Rebuilding this site in Astro (with headless WordPress)

For a while now, I’ve been bothered by keeping an entire WordPress installation exposed to the internet for a blog I only update once or twice a year. Additionally, the flat file CMS I used to generate the rest of elizabethpowell.net was now deprecated and didn’t play nicely with supported versions of PHP and Twig. So a new solution was required.

I knew I wanted to use Astro, as it seemed like a great blend of static site generator and framework that could turn multiple content sources into a single, seamless site. I spent some time exploring various modern headless CMSes, but none of them quite beat WordPress for ease of writing experience. (A full review of headless CMSes may eventually be the subject of a separate blog post.)

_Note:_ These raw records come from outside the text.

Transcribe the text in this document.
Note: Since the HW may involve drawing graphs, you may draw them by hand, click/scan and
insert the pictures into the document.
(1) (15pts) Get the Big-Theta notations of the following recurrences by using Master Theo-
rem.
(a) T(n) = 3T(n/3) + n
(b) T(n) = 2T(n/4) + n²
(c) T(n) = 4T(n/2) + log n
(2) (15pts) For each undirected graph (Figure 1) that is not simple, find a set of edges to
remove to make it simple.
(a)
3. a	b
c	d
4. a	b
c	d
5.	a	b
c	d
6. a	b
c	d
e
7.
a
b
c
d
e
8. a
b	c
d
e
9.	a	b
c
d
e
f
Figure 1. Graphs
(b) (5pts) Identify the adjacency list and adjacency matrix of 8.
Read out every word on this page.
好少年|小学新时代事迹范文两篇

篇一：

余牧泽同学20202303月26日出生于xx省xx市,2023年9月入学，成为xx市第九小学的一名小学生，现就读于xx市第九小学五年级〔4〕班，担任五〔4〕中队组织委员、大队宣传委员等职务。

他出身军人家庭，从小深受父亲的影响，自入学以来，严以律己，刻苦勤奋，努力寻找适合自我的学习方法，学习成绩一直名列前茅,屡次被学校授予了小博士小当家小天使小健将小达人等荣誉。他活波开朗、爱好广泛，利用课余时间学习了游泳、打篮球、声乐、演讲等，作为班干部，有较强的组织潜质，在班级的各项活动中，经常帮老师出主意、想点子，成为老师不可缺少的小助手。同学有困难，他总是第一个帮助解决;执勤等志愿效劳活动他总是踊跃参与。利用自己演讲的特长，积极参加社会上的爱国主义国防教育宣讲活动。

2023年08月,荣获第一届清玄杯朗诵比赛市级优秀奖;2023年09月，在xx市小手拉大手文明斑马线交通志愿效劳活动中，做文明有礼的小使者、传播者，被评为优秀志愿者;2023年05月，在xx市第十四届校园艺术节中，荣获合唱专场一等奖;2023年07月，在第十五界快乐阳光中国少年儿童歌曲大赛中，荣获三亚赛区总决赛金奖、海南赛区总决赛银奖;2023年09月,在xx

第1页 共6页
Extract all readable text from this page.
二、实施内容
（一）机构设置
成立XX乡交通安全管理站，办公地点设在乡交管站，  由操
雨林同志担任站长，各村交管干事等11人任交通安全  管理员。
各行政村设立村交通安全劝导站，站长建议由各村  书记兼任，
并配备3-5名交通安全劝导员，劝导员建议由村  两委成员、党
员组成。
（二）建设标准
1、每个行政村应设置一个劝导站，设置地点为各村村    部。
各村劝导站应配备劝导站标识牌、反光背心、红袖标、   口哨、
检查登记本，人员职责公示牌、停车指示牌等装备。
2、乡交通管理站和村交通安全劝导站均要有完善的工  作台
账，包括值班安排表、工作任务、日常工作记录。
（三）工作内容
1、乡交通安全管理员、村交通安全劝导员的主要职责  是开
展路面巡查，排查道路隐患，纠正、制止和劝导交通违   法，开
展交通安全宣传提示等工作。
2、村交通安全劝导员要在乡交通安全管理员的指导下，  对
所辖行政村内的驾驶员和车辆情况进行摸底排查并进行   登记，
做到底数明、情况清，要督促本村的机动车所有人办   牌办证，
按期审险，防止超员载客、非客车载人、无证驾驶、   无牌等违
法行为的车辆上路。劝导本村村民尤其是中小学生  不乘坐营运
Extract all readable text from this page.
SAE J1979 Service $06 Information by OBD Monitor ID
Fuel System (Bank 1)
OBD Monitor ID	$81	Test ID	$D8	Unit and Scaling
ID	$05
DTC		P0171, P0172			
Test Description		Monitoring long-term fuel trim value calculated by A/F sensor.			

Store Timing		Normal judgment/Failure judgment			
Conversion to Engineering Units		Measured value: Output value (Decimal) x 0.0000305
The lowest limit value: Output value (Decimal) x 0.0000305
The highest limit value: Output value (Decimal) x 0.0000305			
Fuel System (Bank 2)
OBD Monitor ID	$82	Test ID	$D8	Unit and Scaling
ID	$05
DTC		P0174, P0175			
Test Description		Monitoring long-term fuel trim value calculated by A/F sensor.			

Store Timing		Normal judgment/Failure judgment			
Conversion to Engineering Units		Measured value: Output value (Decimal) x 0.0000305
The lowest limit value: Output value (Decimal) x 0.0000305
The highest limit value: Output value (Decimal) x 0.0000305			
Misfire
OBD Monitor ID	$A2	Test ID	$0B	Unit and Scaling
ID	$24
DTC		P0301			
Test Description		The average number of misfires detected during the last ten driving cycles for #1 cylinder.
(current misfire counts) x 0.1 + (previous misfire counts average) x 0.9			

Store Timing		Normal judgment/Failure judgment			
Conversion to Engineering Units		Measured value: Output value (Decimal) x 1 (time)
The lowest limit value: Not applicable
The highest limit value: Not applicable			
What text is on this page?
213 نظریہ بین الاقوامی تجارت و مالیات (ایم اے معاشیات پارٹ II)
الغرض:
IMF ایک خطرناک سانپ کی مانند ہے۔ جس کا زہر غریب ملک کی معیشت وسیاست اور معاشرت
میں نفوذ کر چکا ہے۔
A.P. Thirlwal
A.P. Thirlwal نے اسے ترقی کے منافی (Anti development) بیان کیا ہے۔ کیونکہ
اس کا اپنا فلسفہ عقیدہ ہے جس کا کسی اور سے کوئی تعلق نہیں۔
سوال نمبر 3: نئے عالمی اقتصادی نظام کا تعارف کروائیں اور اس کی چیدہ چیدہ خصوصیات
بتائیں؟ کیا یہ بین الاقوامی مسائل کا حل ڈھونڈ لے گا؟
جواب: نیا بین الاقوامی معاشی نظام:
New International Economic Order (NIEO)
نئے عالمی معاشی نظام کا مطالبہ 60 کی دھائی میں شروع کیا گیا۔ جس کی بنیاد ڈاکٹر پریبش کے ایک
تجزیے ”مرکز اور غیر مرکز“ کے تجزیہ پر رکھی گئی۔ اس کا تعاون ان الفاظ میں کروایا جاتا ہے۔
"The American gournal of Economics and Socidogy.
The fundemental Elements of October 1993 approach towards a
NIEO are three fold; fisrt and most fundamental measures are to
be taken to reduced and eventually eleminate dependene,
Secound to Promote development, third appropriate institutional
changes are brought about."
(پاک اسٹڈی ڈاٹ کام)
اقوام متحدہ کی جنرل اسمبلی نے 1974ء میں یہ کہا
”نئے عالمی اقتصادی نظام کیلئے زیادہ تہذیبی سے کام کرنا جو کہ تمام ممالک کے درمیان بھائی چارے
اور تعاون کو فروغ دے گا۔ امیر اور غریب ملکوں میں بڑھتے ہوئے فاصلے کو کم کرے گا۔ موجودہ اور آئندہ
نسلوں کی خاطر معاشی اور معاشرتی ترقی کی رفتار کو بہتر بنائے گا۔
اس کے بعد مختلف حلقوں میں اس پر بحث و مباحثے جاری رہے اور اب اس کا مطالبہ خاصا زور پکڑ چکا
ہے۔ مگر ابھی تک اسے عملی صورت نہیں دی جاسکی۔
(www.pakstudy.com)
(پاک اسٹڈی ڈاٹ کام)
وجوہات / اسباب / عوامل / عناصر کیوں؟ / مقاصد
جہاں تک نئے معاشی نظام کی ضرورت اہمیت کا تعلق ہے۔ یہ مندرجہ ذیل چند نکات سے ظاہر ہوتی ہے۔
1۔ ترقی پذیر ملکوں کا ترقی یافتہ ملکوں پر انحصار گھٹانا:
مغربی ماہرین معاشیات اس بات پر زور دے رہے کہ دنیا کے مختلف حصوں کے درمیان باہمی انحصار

I owe a lot to the series of posts starting with Building an Astro Website with WordPress as a Headless CMS on Full Stack Digital for getting me started, along with the Astro documentation. I ended up refactoring my code from the tutorial to use the Astro Content Collections API, both to access my blog contents and my recipes, which are stored as markdown a la RecipeMD.

Blog

I started by setting up a new DDEV container for WordPress, then added a new nginx configuration to move the WordPress instance to a subdomain. I then set up Astro following the configuration for DDEV’s own Astro repository for its documentation site.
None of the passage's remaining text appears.